First, in Griffith v. Kentucky, 479 U.S. 314, 328, 107 S.Ct. 708, 716, 93 L.Ed.2d 649, 661 (1987), the Court held that new rules of criminal procedure must be applied retroactively "to all cases, state or federal, pending on direct review or not yet final."[1] The rationale for this rule was succinctly stated by Justice Harlan: "`If we do not resolve all cases before us on direct review in light of our best understanding of governing constitutional principles, it is difficult to see why we should so adjudicate any case at all.'" Id. at 323, 107 S.Ct. at 713, 93 L.Ed.2d at 658.

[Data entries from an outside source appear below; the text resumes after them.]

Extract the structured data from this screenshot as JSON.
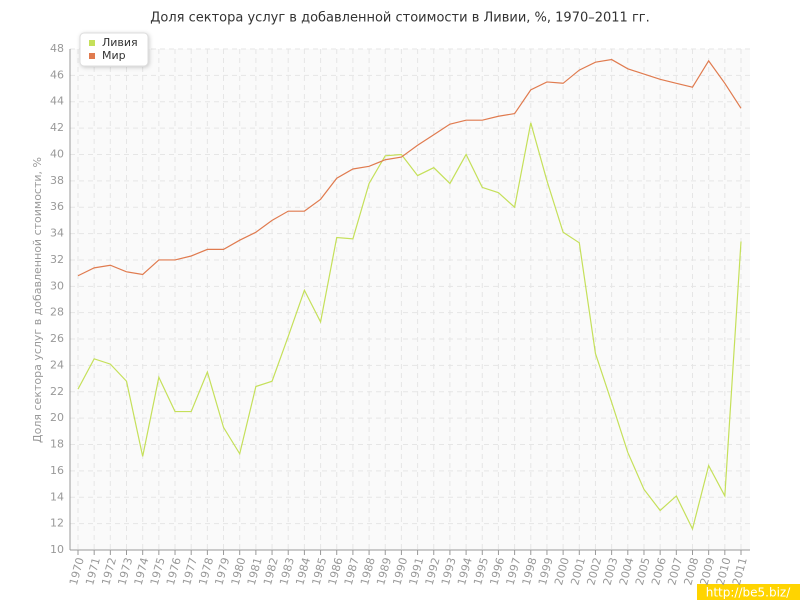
{
  "chart_data": {
    "type": "line",
    "title": "Доля сектора услуг в добавленной стоимости в Ливии, %, 1970–2011 гг.",
    "y_label": "Доля сектора услуг в добавленной стоимости, %",
    "watermark": "http://be5.biz/",
    "categories": [
      "1970",
      "1971",
      "1972",
      "1973",
      "1974",
      "1975",
      "1976",
      "1977",
      "1978",
      "1979",
      "1980",
      "1981",
      "1982",
      "1983",
      "1984",
      "1985",
      "1986",
      "1987",
      "1988",
      "1989",
      "1990",
      "1991",
      "1992",
      "1993",
      "1994",
      "1995",
      "1996",
      "1997",
      "1998",
      "1999",
      "2000",
      "2001",
      "2002",
      "2003",
      "2004",
      "2005",
      "2006",
      "2007",
      "2008",
      "2009",
      "2010",
      "2011"
    ],
    "series": [
      {
        "name": "Ливия",
        "color": "#c5e05a",
        "values": [
          22.2,
          24.5,
          24.1,
          22.8,
          17.1,
          23.1,
          20.5,
          20.5,
          23.5,
          19.3,
          17.3,
          22.4,
          22.8,
          26.2,
          29.7,
          27.3,
          33.7,
          33.6,
          37.8,
          39.9,
          40.0,
          38.4,
          39.0,
          37.8,
          40.0,
          37.5,
          37.1,
          36.0,
          42.4,
          38.0,
          34.1,
          33.3,
          24.9,
          21.2,
          17.4,
          14.6,
          13.0,
          14.1,
          11.6,
          16.4,
          14.1,
          33.4
        ]
      },
      {
        "name": "Мир",
        "color": "#e07b4f",
        "values": [
          30.8,
          31.4,
          31.6,
          31.1,
          30.9,
          32.0,
          32.0,
          32.3,
          32.8,
          32.8,
          33.5,
          34.1,
          35.0,
          35.7,
          35.7,
          36.6,
          38.2,
          38.9,
          39.1,
          39.6,
          39.8,
          40.7,
          41.5,
          42.3,
          42.6,
          42.6,
          42.9,
          43.1,
          44.9,
          45.5,
          45.4,
          46.4,
          47.0,
          47.2,
          46.5,
          46.1,
          45.7,
          45.4,
          45.1,
          47.1,
          45.4,
          43.5
        ]
      }
    ],
    "ylim": [
      10,
      48
    ],
    "yticks": [
      10,
      12,
      14,
      16,
      18,
      20,
      22,
      24,
      26,
      28,
      30,
      32,
      34,
      36,
      38,
      40,
      42,
      44,
      46,
      48
    ],
    "grid": true,
    "legend": "top-left"
  }
}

Then, in Teague, a non-capital case, the Court held that new rules of criminal procedure may not be applied retroactively in federal habeas corpus proceedings unless they fall within one of two narrow exceptions. 489 U.S. at 310, 109 S.Ct. at 1075, 103 L.Ed.2d at 356. Under the first exception, a new rule will be applied retroactively if it "place[s] an entire category of primary conduct beyond the reach of the criminal law," or "prohibit[s] the imposition of a certain type of punishment for a class of defendants because of their status or offense." Sawyer v. Smith, 497 U.S. 227, 241, 110 S.Ct. 2822, 2831, 111 L.Ed.2d 193, 211 (1990). Under the second exception, a new rule will be applied retroactively if it is a "`watershed rule[ ] of criminal procedure' implicating the fundamental fairness and accuracy of the criminal proceeding." Saffle v. Parks, 494 U.S. 484, 495, 110 S.Ct. 1257, 1264, 108 L.Ed.2d 415, 429 (1990) (quoting Teague, 489 U.S. at 311, 109 S.Ct. at 1076, 103 L.Ed.2d at 356). The Court extended Teague to embrace the capital sentencing context in Penry v. Lynaugh, 492 U.S. 302, 314, 109 S.Ct. 2934, 2945, 106 L.Ed.2d 256, 275 (1989).

As stated by Justice O'Connor, the Teague rule was premised primarily on finality concerns:

Application of constitutional rules not in existence at the time a conviction became final seriously undermines the principle of finality which is essential to the operation of our criminal justice system. Without finality, the criminal law is deprived of much of its deterrent effect.... "[I]f a criminal judgment is ever to be final, the notion of legality must at some point include assignment of final competence to determine legality." Bator, Finality in Criminal Law and Federal Habeas Corpus for State Prisoners, 76 Harv.L.Rev. 441, 450-51 (1962) (emphasis omitted).... "No one, not criminal defendants, not the judicial system, not society as a whole is benefited by a judgment providing a man shall tentatively go to jail today, but tomorrow and every day thereafter his continued incarceration shall be subject to fresh litigation."

489 U.S. at 309, 109 S.Ct. at 1074-75, 103 L.Ed.2d at 355 (quoting Mackey v. United States, 401 U.S. 667, 91 S.Ct. 1160, 28 *446 L.Ed.2d 404 (1971) (Harlan, J., concurring in judgments in part and dissenting in part)).